The antiphospholipid syndrome (APS) is an autoimmune disease characterized by a markedly increased risk of thromboses and cardiovascular diseases resulting from elevated levels of circulating antiphospholipid antibodies (aPL). Alterations in the function of vascular cells induced by aPL underlie these outcomes;however, the molecular basis of aPL action is not clear. Our recently completed studies indicate that aPL isolated from APS patients fully antagonize endothelial nitric oxide synthase (eNOS) through impaired phosphorylation of the enzyme at S1177 via the phosphatase PP2A. aPL inhibition of eNOS results in increases in endothelial-leukocyte adhesion and thrombosis. We have also discovered that the cell surface receptor, apolipoprotein E receptor 2 (apoER2) is required for induction of vascular dysfunction by aPL. The overall goals of the proposed research are first to determine the molecular basis of aPL-apoER2 actions and second to test novel interventions directed at the mechanism.
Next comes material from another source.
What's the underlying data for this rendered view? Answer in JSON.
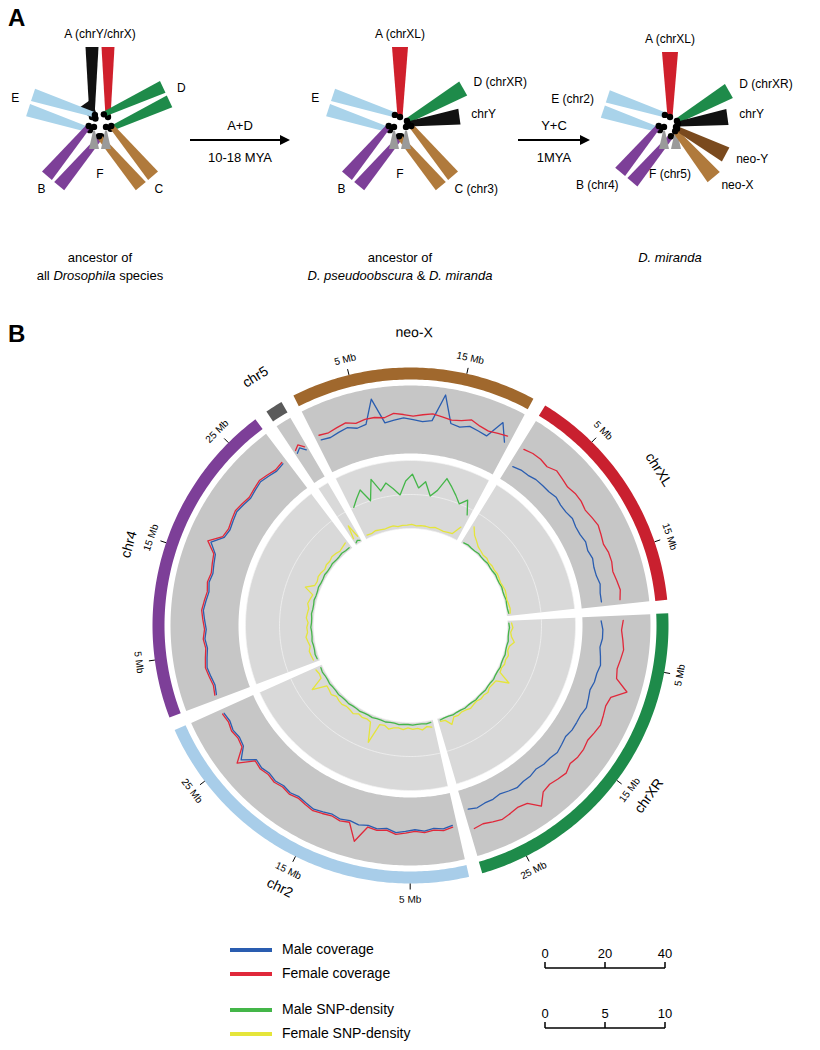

Aim 1 will determine how aPL-apoER2 induces vascular dysfunction. The requirement for the adaptor molecule Dab-1 will be tested in cultured endothelial cells and isolated platelets using loss-of-function strategy. Using intravital microscopy, the in vivo role of Dab-1 in aPL-induced leukocyte adhesion and thrombus formation will be assessed in wild-type vs. knock-in mice that express mutant apoER2 incapable of interacting with Dab-1. We will also determine how aPL activates PP2A. Our focus will be to identify and characterize the regulatory B subunits of PP2A required for aPL-mediated eNOS antagonism. Furthermore, we will test if the in vivo effect of aPL on leukocyte adhesion and thrombus formation are mediated by impaired eNOS S1177 phosphorylation by using the S1177D eNOS knock-in mouse in which eNOS is constitutively-active and not amenable to dephosphorylation by PP2A.
Aim 2 will determine the critical aPL target cells in vivo. The bone marrow reconstitution between apoER2+/+ and apoER2-/- mice will be used to assess the role of bone-marrow derived platelets and monocytes. The specific role of endothelium will be tested by crossing floxed apoER2 mice with mice expressing Cre-recombinase regulated by endothelial cadherin promoter to delete apoER2 from endothelium. In both studies, we will use intravital microscopy to assay for aPL-induced leukocyte adhesion and thrombosis.
Aim 3 will test if novel interventions directed at apoER2- and eNOS- related mechanisms prevent the aPL-induced leukocyte adhesion and thrombosis. Experiments will explore whether an engineered antibody that promotes clearance of circulating aPL will prevent aPL-induced vascular responses. A blocking antibody or a small molecule that interferes aPL interaction with target cells will also be tested. The impact of provision of exogenous NO by Molsidomine treatment will also be assessed. Leukocyte adhesion and thrombosis induced by aPL will be assayed by intravital microscopy in wild-type mice. Together these aims will determine how aPL cause leukocyte adhesion and thrombosis and test potential therapeutic strategies to prevent aPL-mediated vascular dysfunction.
The goals of the proposed research project are to elucidate the molecular basis of APS using cultured cells and a series of complementary mouse models and to further test novel interventions directly based on these pathogenic mechanisms. We anticipate that the new knowledge gained will then be rapidly translated into new prophylactic or therapeutic strategies to combat the devastating impact of APS. Considering the staggering impact of vascular diseases on the patients suffering from APS, the goals of the research project are in line with the objectives of the National Institute of Health to address these disorders through medical research.